Institutional clients

For institutions operating at the intersection of traditional finance and Web3, the most important outcome of the rebuild is the pace of future improvement. A modern codebase makes it easier to build new integrations, add new rails, and ship compliance features faster. Institutions choosing infrastructure for the long term should care as much about a platform's trajectory as its current state, and Skyline Digital's trajectory has changed fundamentally.

Platforms integrating via API

With the API and backend architecture untouched, existing integrations are unaffected. The improvement for platform clients is on the roadmap side: the development team can now build and ship API enhancements more efficiently, which means the capabilities available to partners will expand faster than they could before.

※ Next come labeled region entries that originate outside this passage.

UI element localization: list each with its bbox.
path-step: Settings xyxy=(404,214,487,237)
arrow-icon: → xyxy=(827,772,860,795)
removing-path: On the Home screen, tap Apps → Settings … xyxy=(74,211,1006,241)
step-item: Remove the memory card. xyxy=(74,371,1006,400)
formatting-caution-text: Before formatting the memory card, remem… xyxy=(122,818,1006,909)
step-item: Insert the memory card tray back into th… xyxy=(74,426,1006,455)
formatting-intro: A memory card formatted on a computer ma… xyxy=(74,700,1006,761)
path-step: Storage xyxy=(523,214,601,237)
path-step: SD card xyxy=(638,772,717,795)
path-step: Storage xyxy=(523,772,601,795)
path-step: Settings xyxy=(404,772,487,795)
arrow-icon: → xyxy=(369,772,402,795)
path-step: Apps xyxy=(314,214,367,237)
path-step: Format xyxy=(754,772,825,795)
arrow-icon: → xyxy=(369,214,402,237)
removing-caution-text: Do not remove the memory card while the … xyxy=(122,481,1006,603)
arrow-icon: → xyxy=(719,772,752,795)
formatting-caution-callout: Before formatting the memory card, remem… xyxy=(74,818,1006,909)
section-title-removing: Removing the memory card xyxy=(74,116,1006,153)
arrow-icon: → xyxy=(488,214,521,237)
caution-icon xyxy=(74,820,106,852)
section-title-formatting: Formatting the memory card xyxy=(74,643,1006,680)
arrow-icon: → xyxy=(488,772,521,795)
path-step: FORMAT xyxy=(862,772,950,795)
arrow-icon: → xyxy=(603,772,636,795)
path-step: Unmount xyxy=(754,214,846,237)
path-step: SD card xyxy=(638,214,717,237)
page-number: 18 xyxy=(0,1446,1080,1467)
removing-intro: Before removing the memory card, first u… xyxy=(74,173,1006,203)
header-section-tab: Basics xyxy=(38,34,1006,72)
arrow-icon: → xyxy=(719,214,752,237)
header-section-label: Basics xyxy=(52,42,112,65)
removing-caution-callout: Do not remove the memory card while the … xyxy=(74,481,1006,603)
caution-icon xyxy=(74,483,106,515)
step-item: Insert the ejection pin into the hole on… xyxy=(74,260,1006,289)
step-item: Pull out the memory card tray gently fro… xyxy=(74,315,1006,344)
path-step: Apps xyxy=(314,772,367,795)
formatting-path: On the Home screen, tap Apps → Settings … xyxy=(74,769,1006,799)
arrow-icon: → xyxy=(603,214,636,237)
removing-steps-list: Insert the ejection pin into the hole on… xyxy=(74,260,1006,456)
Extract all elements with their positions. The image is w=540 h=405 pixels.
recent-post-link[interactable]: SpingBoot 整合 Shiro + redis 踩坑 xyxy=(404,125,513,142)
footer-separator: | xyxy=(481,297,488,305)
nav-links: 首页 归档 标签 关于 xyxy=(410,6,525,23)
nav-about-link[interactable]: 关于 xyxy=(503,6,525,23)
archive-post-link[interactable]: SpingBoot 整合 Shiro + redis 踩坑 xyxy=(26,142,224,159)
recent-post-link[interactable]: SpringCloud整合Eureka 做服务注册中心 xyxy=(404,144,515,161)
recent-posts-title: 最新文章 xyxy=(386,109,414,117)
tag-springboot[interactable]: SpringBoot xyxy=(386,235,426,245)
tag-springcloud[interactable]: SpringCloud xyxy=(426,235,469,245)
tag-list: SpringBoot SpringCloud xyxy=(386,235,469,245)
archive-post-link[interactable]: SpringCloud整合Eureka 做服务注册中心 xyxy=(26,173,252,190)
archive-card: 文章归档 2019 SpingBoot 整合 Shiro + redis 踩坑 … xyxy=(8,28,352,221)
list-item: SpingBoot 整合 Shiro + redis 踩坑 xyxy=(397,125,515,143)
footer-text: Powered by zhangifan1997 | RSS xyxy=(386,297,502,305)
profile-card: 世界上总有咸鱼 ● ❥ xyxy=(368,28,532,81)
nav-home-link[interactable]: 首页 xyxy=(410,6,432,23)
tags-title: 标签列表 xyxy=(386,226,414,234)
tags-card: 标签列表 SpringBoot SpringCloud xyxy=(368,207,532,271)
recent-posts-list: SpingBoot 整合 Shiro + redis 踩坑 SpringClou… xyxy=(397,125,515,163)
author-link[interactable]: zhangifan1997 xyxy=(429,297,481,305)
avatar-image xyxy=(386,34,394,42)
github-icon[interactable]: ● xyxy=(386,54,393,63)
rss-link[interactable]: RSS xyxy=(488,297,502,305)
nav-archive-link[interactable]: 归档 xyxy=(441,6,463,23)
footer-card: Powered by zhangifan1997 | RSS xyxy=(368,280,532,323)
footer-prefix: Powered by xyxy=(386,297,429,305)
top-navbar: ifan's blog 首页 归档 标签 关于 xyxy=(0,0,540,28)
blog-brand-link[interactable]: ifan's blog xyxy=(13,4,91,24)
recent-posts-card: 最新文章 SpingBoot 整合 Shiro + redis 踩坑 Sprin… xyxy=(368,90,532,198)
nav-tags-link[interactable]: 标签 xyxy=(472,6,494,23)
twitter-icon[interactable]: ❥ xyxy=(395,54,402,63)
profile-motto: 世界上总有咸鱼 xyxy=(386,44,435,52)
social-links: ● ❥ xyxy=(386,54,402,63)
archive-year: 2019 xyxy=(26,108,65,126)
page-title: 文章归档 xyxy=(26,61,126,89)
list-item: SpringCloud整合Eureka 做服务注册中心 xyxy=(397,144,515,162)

The broader picture: a platform built for what comes next

The rebuild happened at a particular moment in Skyline Digital's growth. In 2025, the company processed over USD 150 million in transactions, serving around 180 active clients across jurisdictions including Switzerland, the Cayman Islands, the UAE, the UK, and beyond. Today, Skyline Digital supports 9 fiat currencies and 23 digital asset tokens, and has expanded its payment rails to include ACH, Fedwire, SEPA, local corridors in SAR, INR, and AED, and QR payments for CHF. Alongside this, the platform offers DeFi loans, tokenized securities, virtual accounts, and on-ramping.

A platform carrying that weight needs to be built properly. The previous foundation had served its purpose, but it was not the right foundation for where Skyline Digital is going in the near future.

This rebuilt solution is. It is faster for clients using it today, cleaner and easier to navigate, and structured so that every improvement the team ships from here, such as new payment rails, new security features, and new integrations, is built on infrastructure that can carry the load.

The goal was never to rebuild for its own sake. It was to create a platform that improves with use, scales with client needs, and gives the engineering team the foundation to keep moving faster. For clients managing global payments, treasury, and digital assets on Skyline Digital, that compounding starts now.